Carte d'identité
A l’origine
Dès la protohistoire, le peuplement de Lescar semble s’inscrire dans un cadre pastoral. Lors des invasions romaines, les Beneharnenses, peuple de pasteurs et d’agriculteurs vivent en hameaux et villages. "Lascurris Beneharnensium" fut une cité gallo-romaine dès le Ier siècle après J-C, puis capitale de la peuplade des Beneharnenses au IVème siècle. Située dans la basse ville, la cité, plus communément appelée Beneharnum, fut rasée par les Normands en 841. Ce n’est qu’au Xème siècle, sous Guillaume Sanche, duc de Gascogne, que la cité commença une nouvelle existence sous le nom de Lascurris. Lescar, ancienne cité épiscopale fortifiée, s’élève sur les fondations de Beneharnum. Il ne reste du passé qu’un léger mobilier de la protohistoire et de l’époque gallo-romaine, la ceinture des remparts antiques, des vestiges des remparts médiévaux : porte / tour de l’Esquirette, tour de l’Evêché et la cathédrale Notre-Dame.
Nom primitif
La légende veut qu’après les invasions normandes de 841, Beneharnum renaisse de ses cendres sous le nom de Lascurris, nom du ruisseau qui la traverse, le Lescourre. Cependant, à l’arrivée des Romains, un hameau dénommé Lascurris existait probablement à proximité du site. Lors de sa nomination de cité administrative des Venarni, une des peuplades de la Novempopulanie, la ville s’est certainement appelée Lascurris Beneharnensium ou Civitas Beneharnensium. À sa reconstruction, Lescar aurait retrouvé son nom primitif.
Patrons de la ville
Il s’agit de Saint Julien, que la légende place comme premier évêque de Beneharnum, et de Saint Galactoire, authentique évêque de Beneharnum, martyrisé par les Wisigoths à Mimizan (Landes) en 507. Seul Saint Julien est fêté de nos jours, à la fin août à l'occasion des fêtes patronales.
Légende
Au Moyen Âge, Lescar fut une ville « septénaire » avec :
• 7 églises
• 7 portes
• 7 fontaines
• 7 tours
• 7 moulins
• 7 vignes
• 7 bois
L’Évêché
L’Évêché existait dès le Vème siècle avec une église cathédrale, Saint-Julien, dans la Basse-ville. Détruite par les Normands, rebâtie au XIIIème siècle, elle fut de nouveau détruite en 1569 par les troupes protestantes de Montgomery. Reconstruite une troisième et dernière fois au XVIIe siècle, seul le clocher pignon de l’église romane a semble-t-il survécu. Saint-Julien ne fut donc cathédrale que durant la deuxième moitié du premier millénaire.
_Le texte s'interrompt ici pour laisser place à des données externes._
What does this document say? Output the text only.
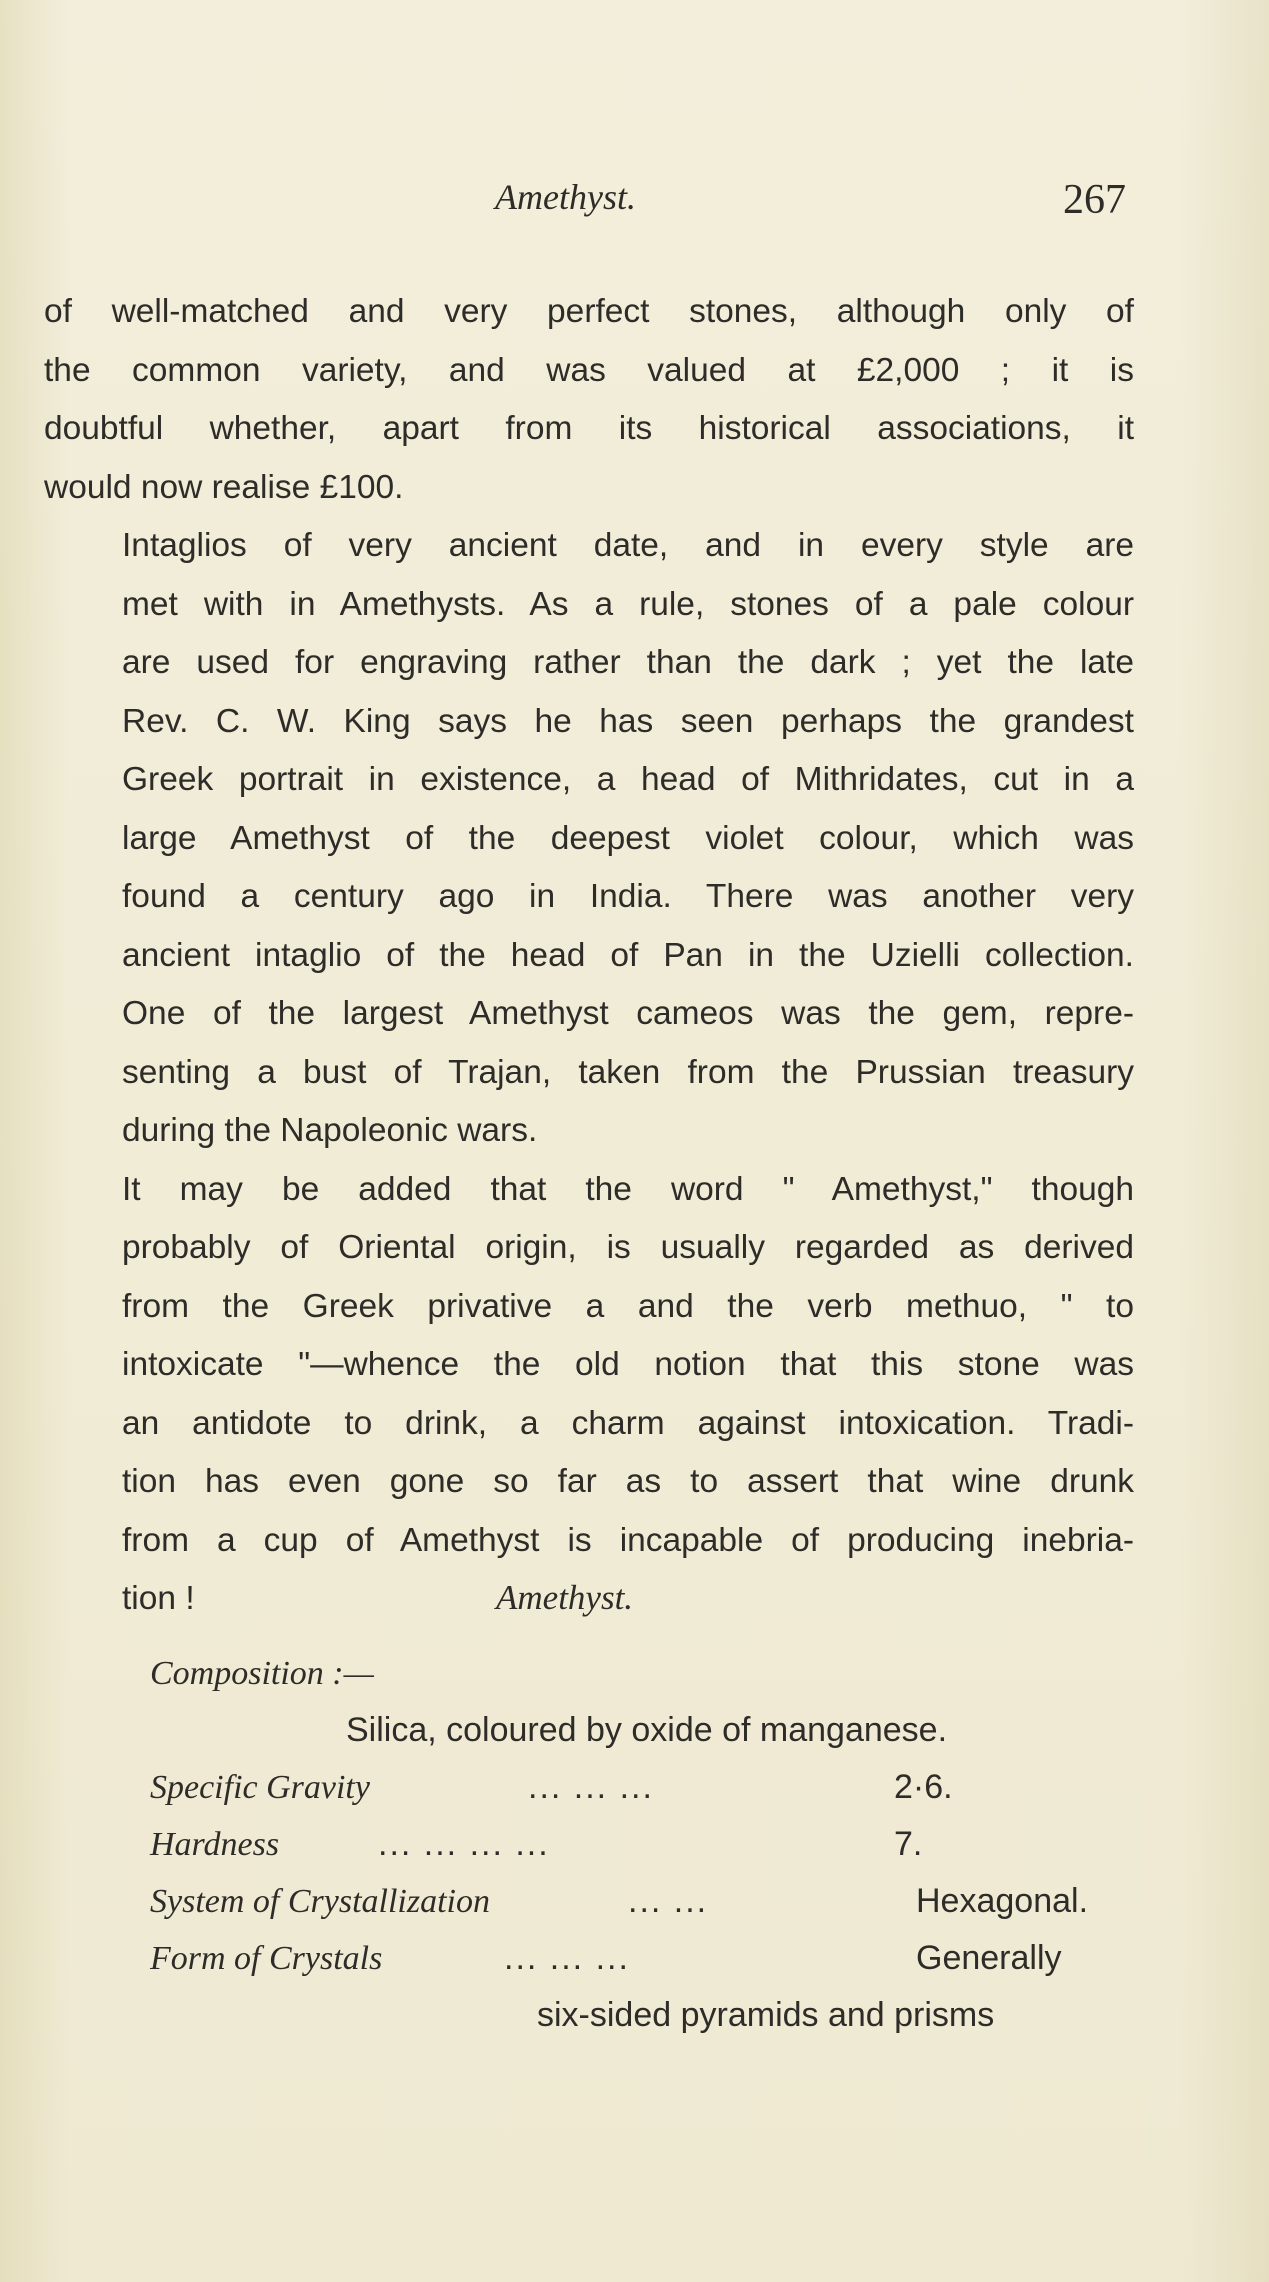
Amethyst.	267

of well-matched and very perfect stones, although only of
the common variety, and was valued at £2,000 ; it is
doubtful whether, apart from its historical associations, it
would now realise £100.

Intaglios of very ancient date, and in every style are
met with in Amethysts. As a rule, stones of a pale colour
are used for engraving rather than the dark ; yet the late
Rev. C. W. King says he has seen perhaps the grandest
Greek portrait in existence, a head of Mithridates, cut in a
large Amethyst of the deepest violet colour, which was
found a century ago in India. There was another very
ancient intaglio of the head of Pan in the Uzielli collection.
One of the largest Amethyst cameos was the gem, repre-
senting a bust of Trajan, taken from the Prussian treasury
during the Napoleonic wars.

It may be added that the word " Amethyst," though
probably of Oriental origin, is usually regarded as derived
from the Greek privative a and the verb methuo, " to
intoxicate "—whence the old notion that this stone was
an antidote to drink, a charm against intoxication. Tradi-
tion has even gone so far as to assert that wine drunk
from a cup of Amethyst is incapable of producing inebria-
tion !	Amethyst.
Composition :—
Silica, coloured by oxide of manganese.
Specific Gravity	... ... ...	2·6.
Hardness	... ... ... ...	7.
System of Crystallization	... ...	Hexagonal.
Form of Crystals	... ... ...	Generally
six-sided pyramids and prisms
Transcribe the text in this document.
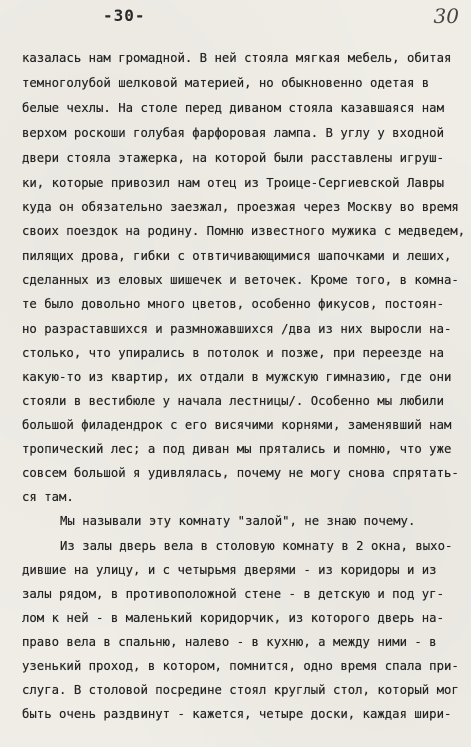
-30-	30
казалась нам громадной. В ней стояла мягкая мебель, обитая
темноголубой шелковой материей, но обыкновенно одетая в
белые чехлы. На столе перед диваном стояла казавшаяся нам
верхом роскоши голубая фарфоровая лампа. В углу у входной
двери стояла этажерка, на которой были расставлены игруш-
ки, которые привозил нам отец из Троице-Сергиевской Лавры
куда он обязательно заезжал, проезжая через Москву во время
своих поездок на родину. Помню известного мужика с медведем,
пилящих дрова, гибки с отвтичивающимися шапочками и леших,
сделанных из еловых шишечек и веточек. Кроме того, в комна-
те было довольно много цветов, особенно фикусов, постоян-
но разраставшихся и размножавшихся /два из них выросли на-
столько, что упирались в потолок и позже, при переезде на
какую-то из квартир, их отдали в мужскую гимназию, где они
стояли в вестибюле у начала лестницы/. Особенно мы любили
большой филадендрок с его висячими корнями, заменявший нам
тропический лес; а под диван мы прятались и помню, что уже
совсем большой я удивлялась, почему не могу снова спрятать-
ся там.
Мы называли эту комнату "залой", не знаю почему.
Из залы дверь вела в столовую комнату в 2 окна, выхо-
дившие на улицу, и с четырьмя дверями - из коридоры и из
залы рядом, в противоположной стене - в детскую и под уг-
лом к ней - в маленький коридорчик, из которого дверь на-
право вела в спальню, налево - в кухню, а между ними - в
узенький проход, в котором, помнится, одно время спала при-
слуга. В столовой посредине стоял круглый стол, который мог
быть очень раздвинут - кажется, четыре доски, каждая шири-
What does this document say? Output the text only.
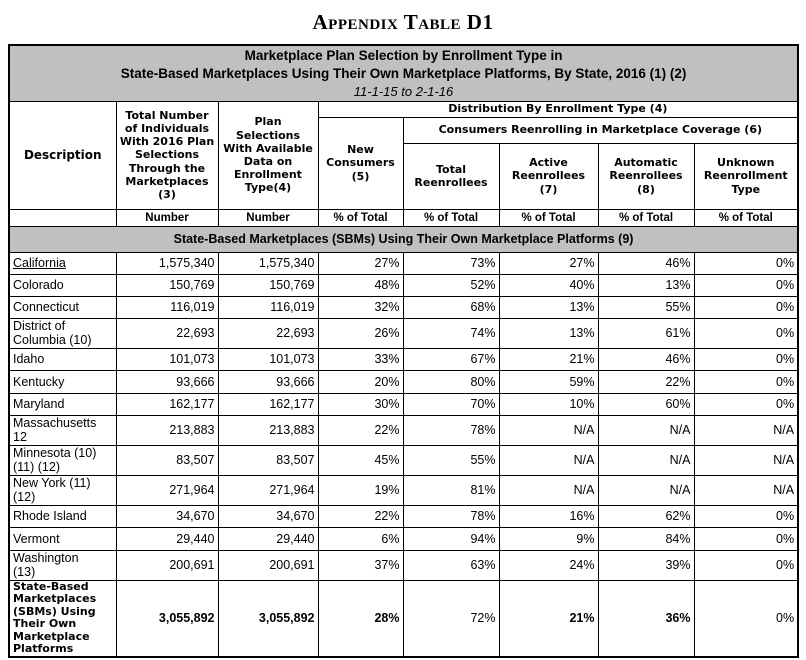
Appendix Table D1
Marketplace Plan Selection by Enrollment Type in
State-Based Marketplaces Using Their Own Marketplace Platforms, By State, 2016 (1) (2)
11-1-15 to 2-1-16							

Description	Total Number of Individuals With 2016 Plan Selections Through the Marketplaces (3)	Plan Selections With Available Data on Enrollment Type(4)	Distribution By Enrollment Type (4)				
			New Consumers (5)	Consumers Reenrolling in Marketplace Coverage (6)			
				Total Reenrollees	Active Reenrollees (7)	Automatic Reenrollees (8)	Unknown Reenrollment Type
	Number	Number	% of Total	% of Total	% of Total	% of Total	% of Total
State-Based Marketplaces (SBMs) Using Their Own Marketplace Platforms (9)							

California	1,575,340	1,575,340	27%	73%	27%	46%	0%

Colorado	150,769	150,769	48%	52%	40%	13%	0%

Connecticut	116,019	116,019	32%	68%	13%	55%	0%

District of Columbia (10)	22,693	22,693	26%	74%	13%	61%	0%

Idaho	101,073	101,073	33%	67%	21%	46%	0%

Kentucky	93,666	93,666	20%	80%	59%	22%	0%

Maryland	162,177	162,177	30%	70%	10%	60%	0%

Massachusetts 12	213,883	213,883	22%	78%	N/A	N/A	N/A

Minnesota (10) (11) (12)	83,507	83,507	45%	55%	N/A	N/A	N/A

New York (11) (12)	271,964	271,964	19%	81%	N/A	N/A	N/A

Rhode Island	34,670	34,670	22%	78%	16%	62%	0%

Vermont	29,440	29,440	6%	94%	9%	84%	0%

Washington (13)	200,691	200,691	37%	63%	24%	39%	0%

State-Based Marketplaces (SBMs) Using Their Own Marketplace Platforms	3,055,892	3,055,892	28%	72%	21%	36%	0%
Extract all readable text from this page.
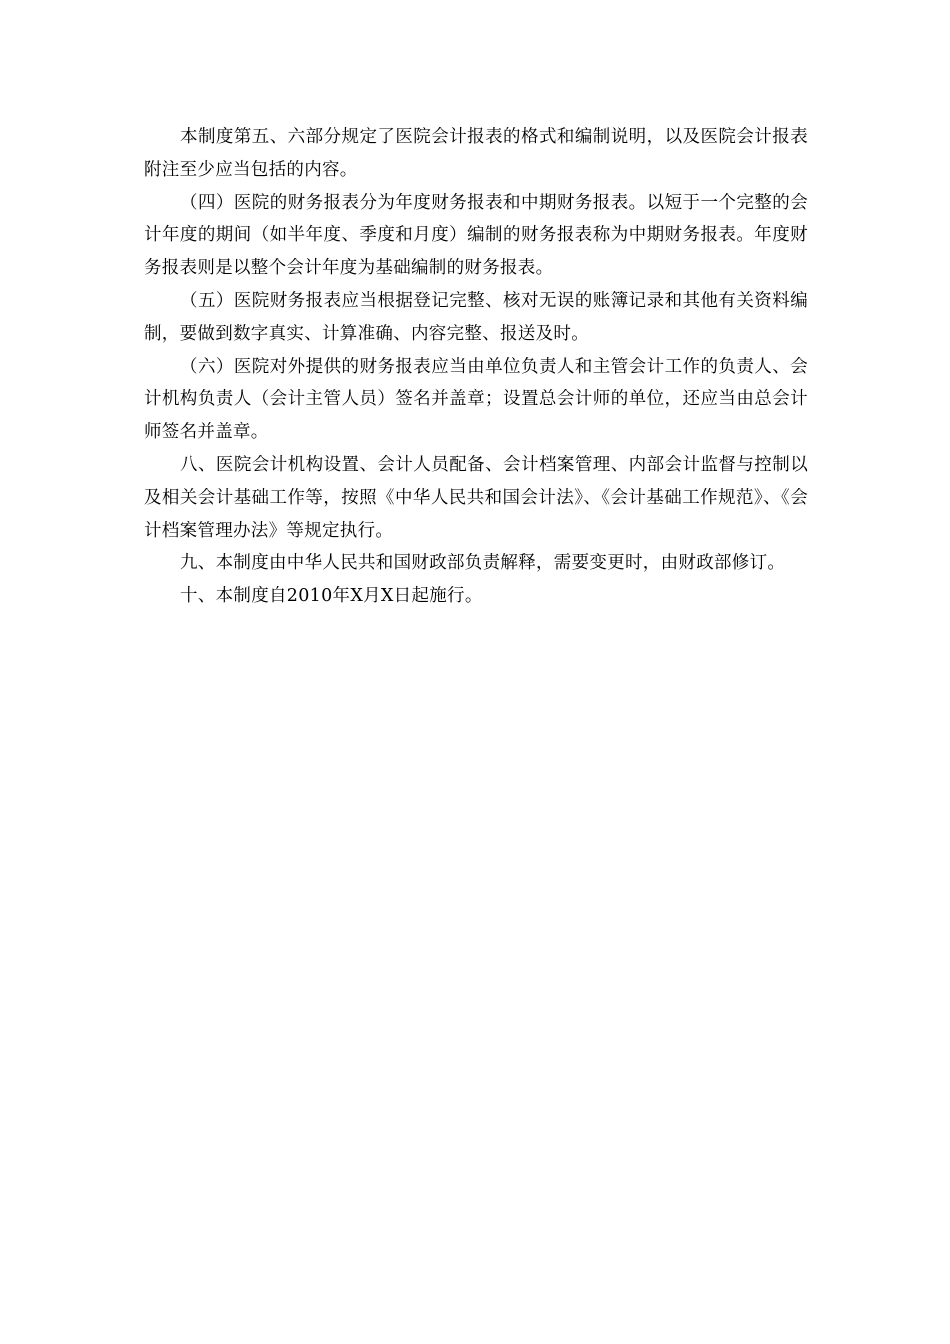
本制度第五、六部分规定了医院会计报表的格式和编制说明，以及医院会计报表附注至少应当包括的内容。

（四）医院的财务报表分为年度财务报表和中期财务报表。以短于一个完整的会计年度的期间（如半年度、季度和月度）编制的财务报表称为中期财务报表。年度财务报表则是以整个会计年度为基础编制的财务报表。

（五）医院财务报表应当根据登记完整、核对无误的账簿记录和其他有关资料编制，要做到数字真实、计算准确、内容完整、报送及时。

（六）医院对外提供的财务报表应当由单位负责人和主管会计工作的负责人、会计机构负责人（会计主管人员）签名并盖章；设置总会计师的单位，还应当由总会计师签名并盖章。

八、医院会计机构设置、会计人员配备、会计档案管理、内部会计监督与控制以及相关会计基础工作等，按照《中华人民共和国会计法》、《会计基础工作规范》、《会计档案管理办法》等规定执行。

九、本制度由中华人民共和国财政部负责解释，需要变更时，由财政部修订。

十、本制度自2010年X月X日起施行。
Au Xème siècle, il subsistait dans la Haute-ville un baptistère dédié à Saint-Jean-Baptiste. Un soldat repenti, "Loup-Fort", construisit à sa place une chapelle et un monastère sous le vocable de «Sainte-Marie». En 1062, la chapelle fut consacrée cathédrale et Lescar devint Évêché. Sous la Révolution, en 1791, il fut supprimé et rattaché à celui de Bayonne en même temps que celui d’Oloron Sainte-Marie.